Writing and using a new grep expression containing non-ASCII characters (e.g. č or ŧ) works like a charm - I get all and only the correct lines. When editing previous grep expressions (from the history), things go hairy. It seems to be a problem with the command line editor of the shell.

CVS

In CVS log messages we use external editor (such as emacs) and this editor must be utf-8 compatible.

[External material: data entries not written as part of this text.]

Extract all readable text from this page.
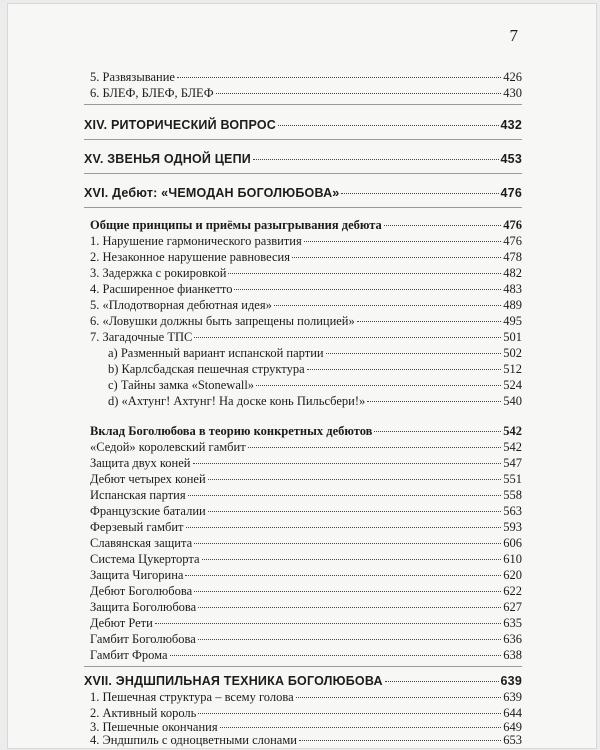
7
5. Развязывание	426
6. БЛЕФ, БЛЕФ, БЛЕФ	430
XIV. РИТОРИЧЕСКИЙ ВОПРОС	432
XV. ЗВЕНЬЯ ОДНОЙ ЦЕПИ	453
XVI. Дебют: «ЧЕМОДАН БОГОЛЮБОВА»	476
Общие принципы и приёмы разыгрывания дебюта	476
1. Нарушение гармонического развития	476
2. Незаконное нарушение равновесия	478
3. Задержка с рокировкой	482
4. Расширенное фианкетто	483
5. «Плодотворная дебютная идея»	489
6. «Ловушки должны быть запрещены полицией»	495
7. Загадочные ТПС	501
a) Разменный вариант испанской партии	502
b) Карлсбадская пешечная структура	512
c) Тайны замка «Stonewall»	524
d) «Ахтунг! Ахтунг! На доске конь Пильсбери!»	540
Вклад Боголюбова в теорию конкретных дебютов	542
«Седой» королевский гамбит	542
Защита двух коней	547
Дебют четырех коней	551
Испанская партия	558
Французские баталии	563
Ферзевый гамбит	593
Славянская защита	606
Система Цукерторта	610
Защита Чигорина	620
Дебют Боголюбова	622
Защита Боголюбова	627
Дебют Рети	635
Гамбит Боголюбова	636
Гамбит Фрома	638
XVII. ЭНДШПИЛЬНАЯ ТЕХНИКА БОГОЛЮБОВА	639
1. Пешечная структура – всему голова	639
2. Активный король	644
3. Пешечные окончания	649
4. Эндшпиль с одноцветными слонами	653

When browsing old log messages (pre UTF-8 messages), there might be display problems for the non-ASCII characters in those messages.

Compiling & Working

This section documents how to tackle the conversion in the compile & work -process.

Makefiles

In makefiles define static variables in the beginning of the file and use these variables where they apply.

E.g:
XFST = xfst -utf8

xfst

Invoke xfst tool using the UTF-8 switch:
xfst -utf8

lexc

Invoke lexc tool using the UTF-8 switch:
lexc -utf8

twolc

Invoke twolc tool using the UTF-8 switch:
twolc -utf8

preprocess

Preprocessor is a Perl -tool, so only Perl has to be UTF-8 compatible.

lookup

Invoke lookup tool using the UTF-8 switch:
lookup -utf8

vislcg

Vislcg probably must be compiled with gcc-3.4+

Source files

iconv

From iconv manual pages:

iconv - character set conversion

iconv [-c] [-s] [-f encoding] [-t encoding] [inputfile ...]
iconv -l

The iconv program converts text from one encoding to another encoding. More precisely, it converts from the encoding given for the -f option to the encoding given for the -t option. Either of these encodings defaults to the encoding of the current locale. All the inputfiles are read and converted in turn; if no inputfile is given, the standard input is used. The converted text is printed to standard output.

The iconv -l command lists the names of the supported encodings, in a system dependent format. For the libiconv implementation, the names are printed in upper case, separated by whitespace, and alias names of an encoding are listed on the same line as the encoding itself.

Remember to convert the CVS log files as well.

Own conversion scripts

Make and use our own conversion scripts.